In a recent exchange of emails with a group of younger people in the San Antonio area, I offered my critique of what NWA represented to our culture. One of the recipients of the email retorted with the following critique of me. “Gee Professor Williams, that’s really easy for you to pick on NWA movie. Just like a lot of things you are totally out of step with what is going on with society. That’s why today’s generation no longer wants to listen to your generation.” I struggled with that rather acerbic attack of me, I guess because I am part of the older generation. But then I took a little time to analyze his statement. I tried to figure out, what we did wrong that the younger generation no longer wants to listen to us. Here is what I discovered.
My generation was the first to really attack segregation in the South. It was my generation that sat down at lunch counters and refused to leave until they were served. They were spat upon, kicked, physically attacked and called every indecent name you can imagine. It was my generation that got on buses, and rode into the South or if they already lived there, joined those coming from the North in order to integrate bus lines and bus stations. They were kicked, physically attacked and called every indecent name you can imagine. It was my generation, i.e., Robert Moses who challenged the registrars in the South who failed to allow Blacks to vote. It was my generation, i.e., John Lewis who attempted to march from Selma to Montgomery in a protest against the unconstitutional failure to allow Blacks to vote. It was my generation that organized campus protests throughout the entire country in an attempt to get universities to offer Black Studies. It was my generation that stood up and proclaimed their right to a just and fair treatment when such a statement could cause them serious bodily harm and even death.

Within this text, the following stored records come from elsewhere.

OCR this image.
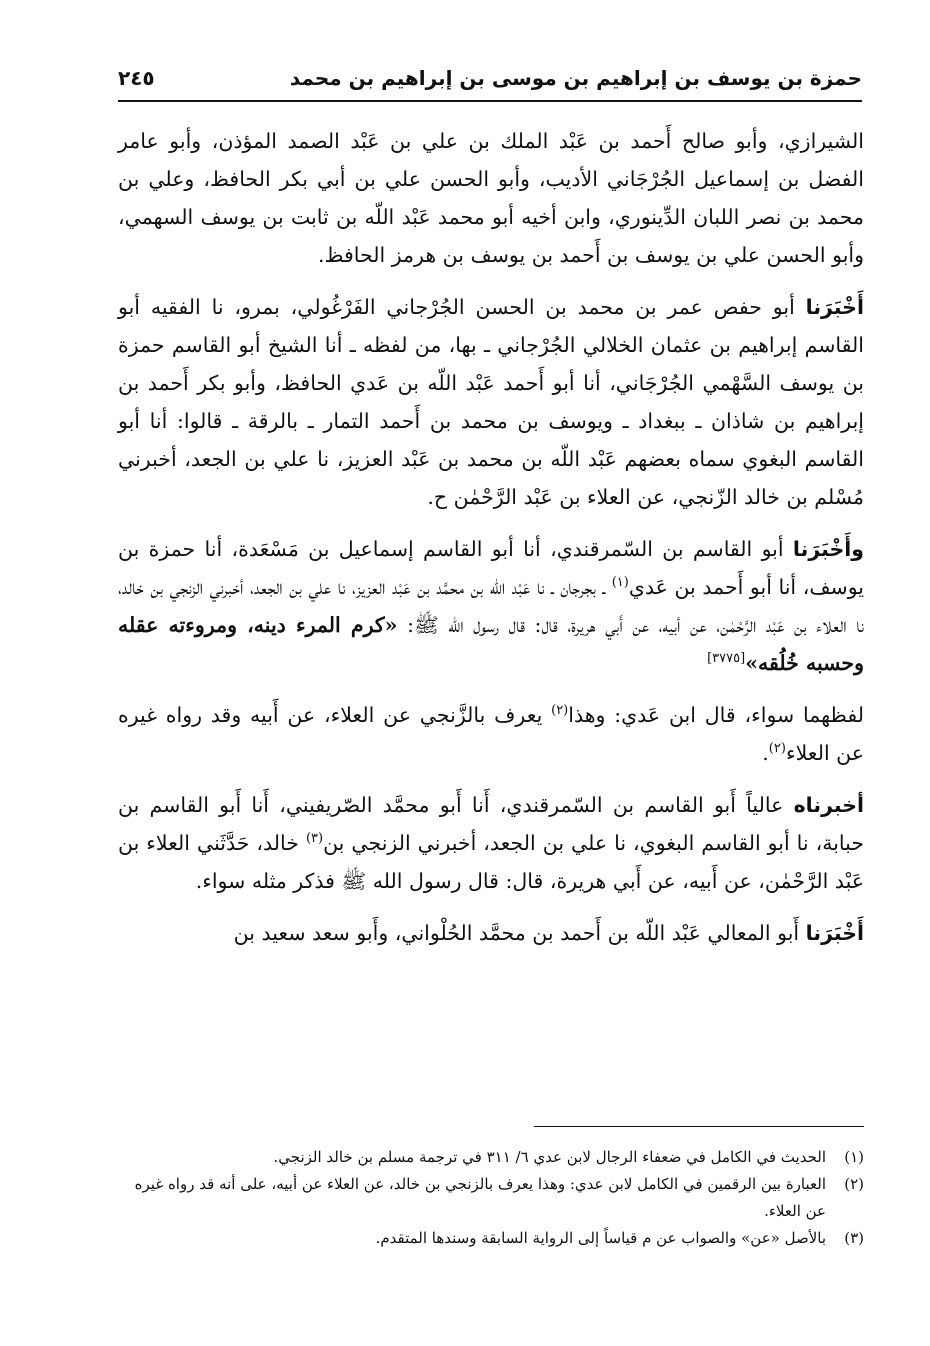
حمزة بن يوسف بن إبراهيم بن موسى بن إبراهيم بن محمد
٢٤٥

الشيرازي، وأبو صالح أَحمد بن عَبْد الملك بن علي بن عَبْد الصمد المؤذن، وأبو عامر الفضل بن إسماعيل الجُرْجَاني الأديب، وأبو الحسن علي بن أبي بكر الحافظ، وعلي بن محمد بن نصر اللبان الدِّينوري، وابن أخيه أبو محمد عَبْد اللّه بن ثابت بن يوسف السهمي، وأبو الحسن علي بن يوسف بن أَحمد بن يوسف بن هرمز الحافظ.

أَخْبَرَنا أبو حفص عمر بن محمد بن الحسن الجُرْجاني الفَرْغُولي، بمرو، نا الفقيه أبو القاسم إبراهيم بن عثمان الخلالي الجُرْجاني ـ بها، من لفظه ـ أنا الشيخ أبو القاسم حمزة بن يوسف السَّهْمي الجُرْجَاني، أنا أبو أَحمد عَبْد اللّه بن عَدي الحافظ، وأبو بكر أَحمد بن إبراهيم بن شاذان ـ ببغداد ـ ويوسف بن محمد بن أَحمد التمار ـ بالرقة ـ قالوا: أنا أبو القاسم البغوي سماه بعضهم عَبْد اللّه بن محمد بن عَبْد العزيز، نا علي بن الجعد، أخبرني مُسْلم بن خالد الزّنجي، عن العلاء بن عَبْد الرَّحْمٰن ح.

وأَخْبَرَنا أبو القاسم بن السّمرقندي، أنا أبو القاسم إسماعيل بن مَسْعَدة، أنا حمزة بن يوسف، أنا أبو أَحمد بن عَدي$^{(١)}$ ـ بجرجان ـ نا عَبْد اللّه بن محمَّد بن عَبْد العزيز، نا علي بن الجعد، أخبرني الزنجي بن خالد، نا العلاء بن عَبْد الرَّحْمٰن، عن أبيه، عن أَبي هريرة، قال: قال رسول الله ﷺ: «كرم المرء دينه، ومروءته عقله وحسبه خُلُقه»[٣٧٧٥]

لفظهما سواء، قال ابن عَدي: وهذا$^{(٢)}$ يعرف بالزَّنجي عن العلاء، عن أَبيه وقد رواه غيره عن العلاء$^{(٢)}$.

أخبرناه عالياً أَبو القاسم بن السّمرقندي، أَنا أَبو محمَّد الصّريفيني، أَنا أَبو القاسم بن حبابة، نا أبو القاسم البغوي، نا علي بن الجعد، أخبرني الزنجي بن$^{(٣)}$ خالد، حَدَّثَني العلاء بن عَبْد الرَّحْمٰن، عن أَبيه، عن أَبي هريرة، قال: قال رسول الله ﷺ فذكر مثله سواء.

أَخْبَرَنا أَبو المعالي عَبْد اللّه بن أَحمد بن محمَّد الحُلْواني، وأَبو سعد سعيد بن

(١)
الحديث في الكامل في ضعفاء الرجال لابن عدي ٦/ ٣١١ في ترجمة مسلم بن خالد الزنجي.
(٢)
العبارة بين الرقمين في الكامل لابن عدي: وهذا يعرف بالزنجي بن خالد، عن العلاء عن أبيه، على أنه قد رواه غيره عن العلاء.
(٣)
بالأصل «عن» والصواب عن م قياساً إلى الرواية السابقة وسندها المتقدم.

The other part of my detractor’s statement was that “we are totally out of touch with what is going on in society today.” I thought about that statement and assumed he meant that with the young people’s assertion, “Black Lives Matter,” somehow my generation and generations before me never understood that concept. If that is what my detractor was implying, then he really hasn’t read his own history; because if you look back through time you would know that black lives have always mattered. David Walker wrote his Walker’s Appeal in 1829, because Black Lives Matter; Nat Turner began a rebellion in 1831, because Black Lives Matter; Harriett Tubman risked her life going into the South and brought her people out of bondage, because Black Lives Matter; Frederick Douglass spoke on the hypocrisy of the Fourth of July Celebrations back in 1852, because Black Lives Matter; Martin DeLaney, Ida B. Wells-Barnett, Dr. W. E. B. Du Bois, Marcus Garvey, A. Phillip Randolph, Fannie Lou Hamer and many more all challenged an apartheid system, because Black Lives Matter. Medgar Evers, Malcolm X., Dr. Martin Luther King Jr., and many others were murdered, because Black Lives Matter, and thousands of Black Americans marched and fought in the trenches against an oppressive and abusive social and economic system in this country for years, because BLACK LIVES MATTER.
I have nothing but admiration for the young people who are now continuing the work began by others, long before any of them were around. Our history is a continuum from one generation to the next. So therefore, what has happened in the past is relevant to what is occurring now. For any one group of people to make the charge that any generation, as far back as when our ancestors were brought here in chains, is irrelevant to our cause is destructive to what we all want to accomplish.
In the Chinese culture, the elderly are venerated, respected and listened to for worldly advice by their young, and the Chinese culture has survived since 1200 B.C., or even earlier. There must be something right about their culture of respect for their sages, and maybe some of those who don’t believe in the relevance of the saying, “with age comes wisdom,” could learn a valuable lesson from the Chinese.